Edward stared hard at her for a moment. Then he looked down at the gun, checked the chambers and released the safety. He hobbled back to the front of the car and the whimpering cub. When he heard another, louder, growl, Edward thought he saw a shape moving closer in the trees. Taking aim, Edward sighted directly between the bear cub’s moist brown eyes. Only then did he realize he was crying, too.
Above the pain, Joyce’s rage toward Edward gave her the strength to pull herself onto her feet. Steadying against the open door, she turned toward the sound of a snapping twig behind her.

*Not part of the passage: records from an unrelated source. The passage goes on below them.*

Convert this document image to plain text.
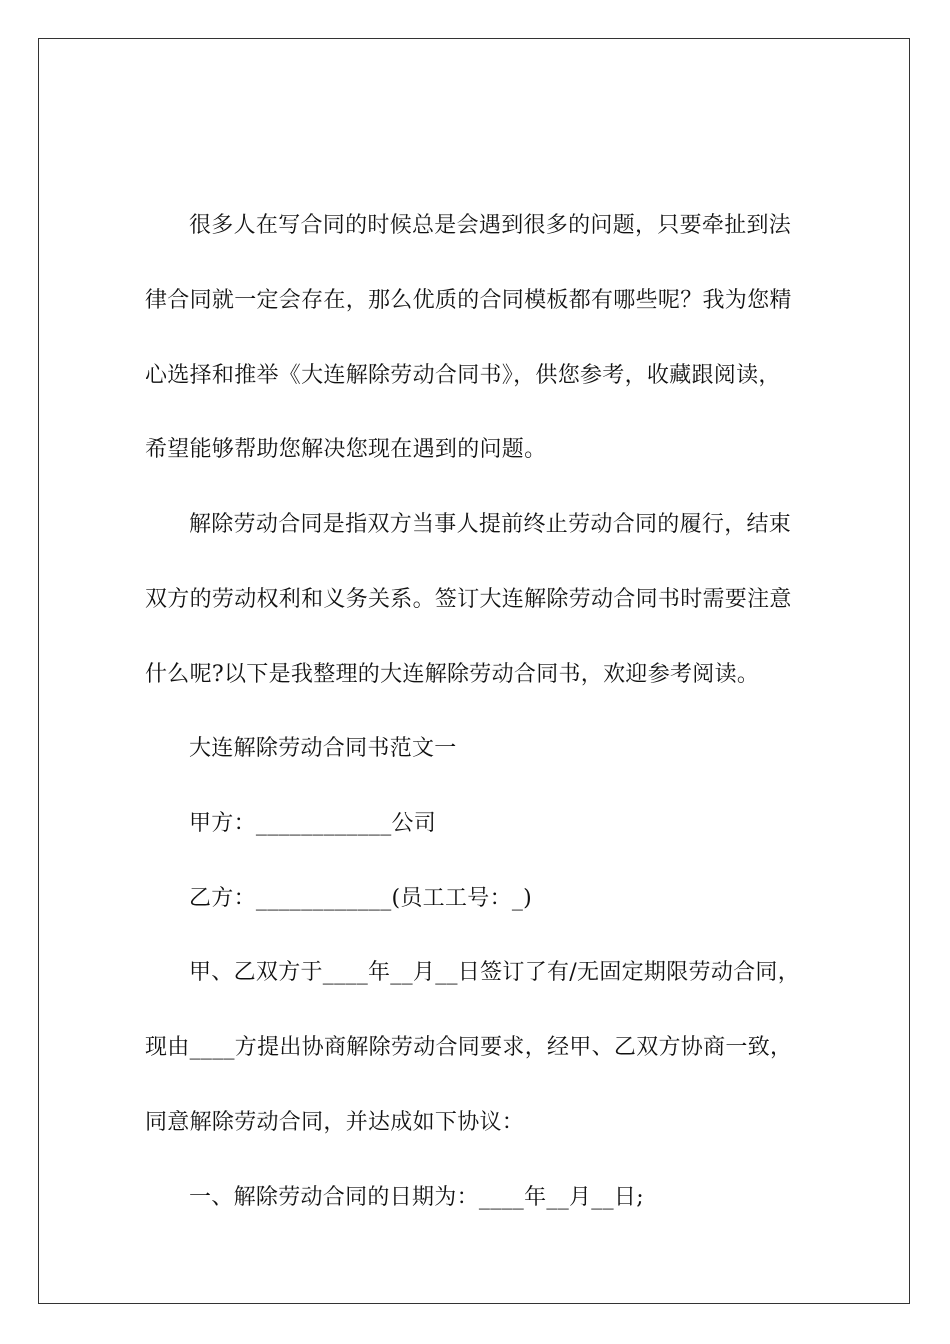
很多人在写合同的时候总是会遇到很多的问题，只要牵扯到法
律合同就一定会存在，那么优质的合同模板都有哪些呢？我为您精
心选择和推举《大连解除劳动合同书》，供您参考，收藏跟阅读，
希望能够帮助您解决您现在遇到的问题。
解除劳动合同是指双方当事人提前终止劳动合同的履行，结束
双方的劳动权利和义务关系。签订大连解除劳动合同书时需要注意
什么呢?以下是我整理的大连解除劳动合同书，欢迎参考阅读。
大连解除劳动合同书范文一
甲方：____________公司
乙方：____________(员工工号：_)
甲、乙双方于____年__月__日签订了有/无固定期限劳动合同，
现由____方提出协商解除劳动合同要求，经甲、乙双方协商一致，
同意解除劳动合同，并达成如下协议：
一、解除劳动合同的日期为：____年__月__日;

At the same instant Edward pulled the trigger, the sow bear, standing on her hind legs, swung her massive paw, catching Joyce’s lower jaw and ripping her face from her skull. Joyce’s scream rang unheard beneath the ricocheting echo of the gun. Her body crumpled next to the car.
Edward dropped the gun to his side, staring at the dead bear. The sow ambled into the headlight’s beam her lips curled back, sniffing. She put her nose into the bloody fur of her cub and pushed against its body with her paw. Then she looked up at Edward. Edward looked back. She growled softly and pushed again on the cub. After another moment of staring at Edward, the sow blinked, twitched her head and backed out of the light. Edward continued to stand motionless while the rustling sound of the bear’s retreat died away.
A gurgling moan startled Edward and he looked up. Only then did he notice that Joyce was no longer in the passenger seat. Leaning on the hood, Edward stepped carefully over the dead cub and limped through the light, around to the dark side of the car.
For a long time after the second shot, the forest was very, very quiet.